This over delivered in some ways, but yet is a complete waste of bandwidth:
Hunted all over the world, but NEVER shot an AR-15. I find that kind of odd, but whatever.
3:07 – WTF? These girls have shot before? Flinching, eyes closing, hitting the dirt like 6 ft in front of the target? Maybe that was rigged though since they were connecting fine after that.
5:11 – BLACK MAN TARGETS IN A COTTON FIELD?! I CAN’T BREATHE. Just trolling guys, I did LOL for real though when that came up in the video.
9:00 – “Although we’re in a cotton field we’re going to pretend this an urban environment.” Hmmm “urban” hey? LOL I CAN’T BREATHE.

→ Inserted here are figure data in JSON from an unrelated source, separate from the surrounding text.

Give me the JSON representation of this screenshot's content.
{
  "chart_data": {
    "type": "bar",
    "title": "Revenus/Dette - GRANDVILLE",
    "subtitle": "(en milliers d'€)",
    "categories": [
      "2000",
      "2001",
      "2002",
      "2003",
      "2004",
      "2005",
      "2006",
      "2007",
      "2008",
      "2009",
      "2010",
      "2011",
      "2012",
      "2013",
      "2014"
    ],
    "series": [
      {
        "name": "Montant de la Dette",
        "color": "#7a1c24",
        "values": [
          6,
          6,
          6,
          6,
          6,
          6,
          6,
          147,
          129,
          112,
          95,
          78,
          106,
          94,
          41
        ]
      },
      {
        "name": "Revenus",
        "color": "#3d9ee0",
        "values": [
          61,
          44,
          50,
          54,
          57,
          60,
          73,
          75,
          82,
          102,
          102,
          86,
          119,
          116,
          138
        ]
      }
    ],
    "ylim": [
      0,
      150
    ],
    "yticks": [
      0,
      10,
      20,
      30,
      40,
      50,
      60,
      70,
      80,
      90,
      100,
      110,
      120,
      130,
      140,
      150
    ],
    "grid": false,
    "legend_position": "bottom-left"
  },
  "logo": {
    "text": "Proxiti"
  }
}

9:28 – Kendall and Taylor hop out the G-ride and shoot black targets in the cotton field… oh I mean “urban” environment.
Thoughts?
Comments
25 responses to “Kendall Jones Shooting Black Man Targets In A Cotton Field”
i don’t know if that’s trolling or setting her up for unwarranted criticism. she already faced a firestorm for big game hunting so why would you set her up for more unnecessary stupidity because you’re misrepresenting what she’s doing?
i sometimes don’t get your humor, but i can live with it. this time you’re just wrong. plain wrong. you really should consider renaming this post.
Smh this girl and the show. Is she not shooting black shillouette targets in a cotton field? I just watched it.
yeah, key word: silhouettes- not actual images of black men like those police training targets: http://speedwelltargets.com/cart/images/speedwell/608.jpg
I agree, endo mike you’ve gone overboard on this one.
Yea I’m aware the target in the video isn’t meant to specifically represent a black man. I just through the coincidence of the target, the cotton field, and urban environment were facepalm worthy.
Nah, don’t excuse yourself to this dbag. The video was cringe as fuck. But shade this girl and you’ll get the Kendallites out in force. “WHY WOULD YOU SET HER UP?!” Really? lol. She could have literally shot a black man in the face and dragged him behind her Kawasaki Ninja and you would have gotten white-knighted by her fans no matter what.
Because media attention and loons attacking her is what will make her famous. Two episodes in and she has 7000 subscribers, where will she be after the 5th episode? 100k subs? This girl is no dummy, she’s cashing in on the attention others have created for her. If a real production companies picks her up and grooms her, she’ll have a show on the Outdoor Channel within a year.
She needs a personality overhaul before hitting the big screen. She is boooooooooooooooooooooring. I have no use for the Southern Dits act, or the real thing. She sure as heck is no Eva Shockey.
Kendall should be praying to find another controversy to ride to the bank. If it wasn’t for her first one she would be no doubt working the night shift at a truck stop McDonalds somewhere.
ok, if you don’t get what i’m saying then screw it.
Sigh.
LET THE BUTTHURT FLOW THROOOOUGH YOU!
What no bikinis? Let’s see some beach operations.
Girl has pretty face
Girl shoots gun
Girl hunts
BOOM girl is famous.
If she was ugly no one would care
I think we watch range time for the same reasons.
^backed hard
I hope they don’t get help on their camera angles from “Cory the Pimp”! I’d never exploit my gf or mother of my child the way he does. It’s only a matter of time until this poor girl gets swolled up into the perverse pool of fame thinking she will be a “star”. I hope the outcome isn’t like the poor girl in “The Black Dahlia” so naive to trust the pimps behind the lights and glitter. Alas it’s time to regain honor and dispose of these liars and cheats like “Cory the pimp” and save poor Kendall from the fate Erika has come to know. Atleast she can shoot.
you say this like it’s a bad thing.
lord save us from the exploitative nature of an prone shooting ass jiggle video.
Where is this pretty girl you speak of?
lol, babies born face up.
Ugh.. so bad.. and what the hell is wrong with her lips?
Her eyes are spaced too far apart also.
We call that a hammerhead chick.
this show. why
@8:26 – Old Yeager went out in the field and was like “Cotton on my chin. Lulz”
haha yea. Jokes aside, I think I recognize that guy as John Hollister formerly of AAC.